Safe Deposit Boxes Aren’t Safe - cornellwright
https://www.nytimes.com/2019/07/19/business/safe-deposit-box-theft.html
======
tomohawk
There's a bigger problem than stated here. In the 1930s, the feds were
confiscating gold. They were forcing people to sell their gold to them at a
low fixed price.

FDR put out an executive order forcing people to open their safety deposit
boxes in the presence of IRS agents.

Here's the order:

By Executive Order Of The President of The United States, March 9, 1933.
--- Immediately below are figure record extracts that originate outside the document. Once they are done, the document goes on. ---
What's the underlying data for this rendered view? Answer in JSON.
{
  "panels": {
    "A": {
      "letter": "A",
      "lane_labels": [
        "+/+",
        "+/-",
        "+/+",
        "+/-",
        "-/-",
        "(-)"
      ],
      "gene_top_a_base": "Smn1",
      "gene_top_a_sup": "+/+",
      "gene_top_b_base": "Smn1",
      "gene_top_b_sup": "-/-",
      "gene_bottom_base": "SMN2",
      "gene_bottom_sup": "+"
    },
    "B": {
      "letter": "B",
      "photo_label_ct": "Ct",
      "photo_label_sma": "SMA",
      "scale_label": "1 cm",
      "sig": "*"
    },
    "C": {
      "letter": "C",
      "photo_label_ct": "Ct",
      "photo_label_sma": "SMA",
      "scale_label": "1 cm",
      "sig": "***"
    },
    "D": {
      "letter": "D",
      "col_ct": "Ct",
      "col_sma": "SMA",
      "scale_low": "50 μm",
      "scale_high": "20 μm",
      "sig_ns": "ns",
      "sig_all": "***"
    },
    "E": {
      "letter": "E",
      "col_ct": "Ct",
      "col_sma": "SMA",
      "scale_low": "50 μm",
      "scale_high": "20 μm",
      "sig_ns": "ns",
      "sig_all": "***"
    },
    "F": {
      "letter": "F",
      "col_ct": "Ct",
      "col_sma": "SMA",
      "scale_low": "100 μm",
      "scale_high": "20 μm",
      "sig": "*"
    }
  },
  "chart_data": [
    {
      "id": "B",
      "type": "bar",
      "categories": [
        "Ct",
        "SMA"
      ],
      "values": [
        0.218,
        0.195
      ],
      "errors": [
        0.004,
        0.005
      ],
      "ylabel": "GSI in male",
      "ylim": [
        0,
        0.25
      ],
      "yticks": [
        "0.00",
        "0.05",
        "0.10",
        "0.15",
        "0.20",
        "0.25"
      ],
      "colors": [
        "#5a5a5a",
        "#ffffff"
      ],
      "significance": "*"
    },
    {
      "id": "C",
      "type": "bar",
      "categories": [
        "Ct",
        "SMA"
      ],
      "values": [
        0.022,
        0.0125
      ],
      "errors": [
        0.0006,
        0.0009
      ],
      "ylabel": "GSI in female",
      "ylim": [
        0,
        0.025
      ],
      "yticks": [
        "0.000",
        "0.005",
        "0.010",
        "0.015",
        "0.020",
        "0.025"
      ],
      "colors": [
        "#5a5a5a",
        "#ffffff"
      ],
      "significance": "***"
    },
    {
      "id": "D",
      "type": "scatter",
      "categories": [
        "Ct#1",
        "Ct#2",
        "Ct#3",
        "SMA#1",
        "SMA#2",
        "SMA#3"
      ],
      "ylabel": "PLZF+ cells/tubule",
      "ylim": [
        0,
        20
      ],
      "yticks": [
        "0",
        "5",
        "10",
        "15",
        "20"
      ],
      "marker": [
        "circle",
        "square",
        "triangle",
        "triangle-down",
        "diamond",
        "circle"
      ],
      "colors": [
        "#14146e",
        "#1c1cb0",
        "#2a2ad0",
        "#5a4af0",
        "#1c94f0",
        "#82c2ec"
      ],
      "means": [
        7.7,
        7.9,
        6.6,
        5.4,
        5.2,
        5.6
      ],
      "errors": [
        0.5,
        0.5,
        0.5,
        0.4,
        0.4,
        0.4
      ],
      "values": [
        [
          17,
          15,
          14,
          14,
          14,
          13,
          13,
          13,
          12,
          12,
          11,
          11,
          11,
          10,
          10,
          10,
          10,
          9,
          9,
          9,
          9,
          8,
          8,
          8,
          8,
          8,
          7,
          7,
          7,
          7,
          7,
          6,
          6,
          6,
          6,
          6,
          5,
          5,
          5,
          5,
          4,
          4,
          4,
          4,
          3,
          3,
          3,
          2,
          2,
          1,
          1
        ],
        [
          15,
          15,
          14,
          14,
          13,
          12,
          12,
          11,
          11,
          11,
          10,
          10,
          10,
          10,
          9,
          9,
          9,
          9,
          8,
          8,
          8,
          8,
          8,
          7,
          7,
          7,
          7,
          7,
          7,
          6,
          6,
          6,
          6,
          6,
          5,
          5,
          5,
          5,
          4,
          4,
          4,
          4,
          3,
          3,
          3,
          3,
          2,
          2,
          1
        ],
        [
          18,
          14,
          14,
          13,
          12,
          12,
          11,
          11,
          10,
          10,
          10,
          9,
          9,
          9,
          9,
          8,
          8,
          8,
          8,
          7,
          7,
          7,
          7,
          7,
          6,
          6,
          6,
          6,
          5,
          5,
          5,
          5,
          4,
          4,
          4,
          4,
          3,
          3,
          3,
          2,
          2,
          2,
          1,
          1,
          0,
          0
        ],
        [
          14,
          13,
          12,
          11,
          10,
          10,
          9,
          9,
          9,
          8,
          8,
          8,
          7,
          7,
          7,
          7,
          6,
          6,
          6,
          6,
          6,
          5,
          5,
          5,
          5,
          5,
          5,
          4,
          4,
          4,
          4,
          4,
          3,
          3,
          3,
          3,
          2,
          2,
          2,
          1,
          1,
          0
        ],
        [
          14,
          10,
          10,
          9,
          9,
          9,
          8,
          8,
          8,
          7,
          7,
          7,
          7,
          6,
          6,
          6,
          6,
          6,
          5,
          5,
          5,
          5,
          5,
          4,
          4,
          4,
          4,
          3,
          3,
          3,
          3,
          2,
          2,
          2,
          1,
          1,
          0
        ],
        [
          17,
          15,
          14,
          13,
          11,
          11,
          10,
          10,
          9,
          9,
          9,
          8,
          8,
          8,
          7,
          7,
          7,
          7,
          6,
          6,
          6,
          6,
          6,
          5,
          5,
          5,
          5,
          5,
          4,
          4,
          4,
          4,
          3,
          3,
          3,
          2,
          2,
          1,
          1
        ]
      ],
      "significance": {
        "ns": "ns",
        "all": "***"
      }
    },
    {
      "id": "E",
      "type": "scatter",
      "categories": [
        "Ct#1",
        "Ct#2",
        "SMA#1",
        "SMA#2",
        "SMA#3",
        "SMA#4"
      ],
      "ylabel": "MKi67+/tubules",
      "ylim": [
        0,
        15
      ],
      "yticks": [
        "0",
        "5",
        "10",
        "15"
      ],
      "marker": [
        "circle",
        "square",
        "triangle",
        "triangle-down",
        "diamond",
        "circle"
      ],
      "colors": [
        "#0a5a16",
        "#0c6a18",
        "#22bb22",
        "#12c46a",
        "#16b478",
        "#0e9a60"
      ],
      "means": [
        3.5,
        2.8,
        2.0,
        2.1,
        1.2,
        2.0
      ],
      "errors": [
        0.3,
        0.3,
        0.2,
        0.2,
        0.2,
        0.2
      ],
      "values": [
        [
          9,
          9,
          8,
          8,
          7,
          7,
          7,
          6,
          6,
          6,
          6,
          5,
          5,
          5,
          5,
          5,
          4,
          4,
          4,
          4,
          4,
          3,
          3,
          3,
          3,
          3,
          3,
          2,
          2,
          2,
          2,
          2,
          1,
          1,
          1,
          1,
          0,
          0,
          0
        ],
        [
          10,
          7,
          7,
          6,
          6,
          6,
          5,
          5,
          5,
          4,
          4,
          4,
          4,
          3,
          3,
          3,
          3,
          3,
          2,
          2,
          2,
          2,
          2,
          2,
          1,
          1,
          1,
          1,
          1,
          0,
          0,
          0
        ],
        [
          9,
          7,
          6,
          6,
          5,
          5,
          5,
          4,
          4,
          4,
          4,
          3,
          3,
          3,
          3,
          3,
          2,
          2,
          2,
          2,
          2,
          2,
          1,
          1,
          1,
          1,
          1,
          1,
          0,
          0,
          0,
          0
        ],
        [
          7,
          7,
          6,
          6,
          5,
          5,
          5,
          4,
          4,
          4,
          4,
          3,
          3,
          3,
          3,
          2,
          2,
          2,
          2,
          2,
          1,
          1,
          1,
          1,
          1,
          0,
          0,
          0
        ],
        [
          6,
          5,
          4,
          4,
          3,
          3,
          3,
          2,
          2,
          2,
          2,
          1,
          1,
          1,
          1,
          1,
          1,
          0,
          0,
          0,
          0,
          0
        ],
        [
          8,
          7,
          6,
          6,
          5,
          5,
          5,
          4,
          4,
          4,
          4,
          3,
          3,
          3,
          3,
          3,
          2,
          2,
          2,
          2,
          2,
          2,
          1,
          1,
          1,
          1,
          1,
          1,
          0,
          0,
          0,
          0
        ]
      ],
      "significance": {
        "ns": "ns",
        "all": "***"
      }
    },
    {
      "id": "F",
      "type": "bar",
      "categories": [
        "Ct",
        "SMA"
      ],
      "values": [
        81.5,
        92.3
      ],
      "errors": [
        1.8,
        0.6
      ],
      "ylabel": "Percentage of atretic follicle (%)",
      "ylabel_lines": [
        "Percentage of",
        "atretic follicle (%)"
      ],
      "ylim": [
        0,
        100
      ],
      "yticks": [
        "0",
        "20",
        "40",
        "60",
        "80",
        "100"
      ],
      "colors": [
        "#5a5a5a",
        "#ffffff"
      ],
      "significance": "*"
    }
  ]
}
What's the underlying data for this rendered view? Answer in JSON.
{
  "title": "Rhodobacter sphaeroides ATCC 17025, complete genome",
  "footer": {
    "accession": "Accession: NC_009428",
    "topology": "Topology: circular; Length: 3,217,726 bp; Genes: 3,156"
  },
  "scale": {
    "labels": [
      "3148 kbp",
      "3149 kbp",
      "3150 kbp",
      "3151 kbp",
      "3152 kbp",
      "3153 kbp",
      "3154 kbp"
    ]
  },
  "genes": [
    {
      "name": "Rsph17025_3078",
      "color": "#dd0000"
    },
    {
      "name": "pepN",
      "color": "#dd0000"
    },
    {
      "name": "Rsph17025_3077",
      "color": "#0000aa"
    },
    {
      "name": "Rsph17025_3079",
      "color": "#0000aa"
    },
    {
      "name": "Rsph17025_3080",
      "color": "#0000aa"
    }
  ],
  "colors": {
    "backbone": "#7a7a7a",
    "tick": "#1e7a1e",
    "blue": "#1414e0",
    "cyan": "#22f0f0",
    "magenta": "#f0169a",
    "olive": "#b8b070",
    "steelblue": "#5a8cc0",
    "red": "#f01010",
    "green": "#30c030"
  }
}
By virtue of the authority vested in me by Section 5 (b) of the Act of October
6, 1917, as amended by Section 2 of the Act of March 9, 1933, in which
Congress declared that a serious emergency exists, I as President, do declare
that the national emergency still exists; that the continued private hoarding
of gold and silver by subjects of the United States poses a grave threat to
the peace, equal justice, and well-being of the United States; and that
appropriate measures must be taken immediately to protect the interests of our
people. Therefore, pursuant to the above authority, I hereby proclaim that
such gold and silver holdings are prohibited, and that all such coin, bullion
or other possessions of gold and silver be tendered within fourteen days to
agents of the Government of the United States for compensation at the official
price, in the legal tender of the Government. All safe deposit boxes in banks
or financial institutions have been sealed, pending action in the due course
of the law. All sales or purchases or movements of such gold and silver within
the borders of the United States and its territories and all foreign exchange
transactions or movements of such metals across the border are hereby
prohibited. Your possession of these proscribed metals and/or your maintenance
of a safe deposit box to store them is known by the government from bank and
insurance records. Therefore, be advised that your vault box must remain
sealed, and may only be opened in the presence of an agent of the Internal
Revenue Service. By lawful order given this day, the President of the United
States. Franklin Roosevelt – March 9, 1933

------
m463
It seems like they're about as secure as self-storage companies.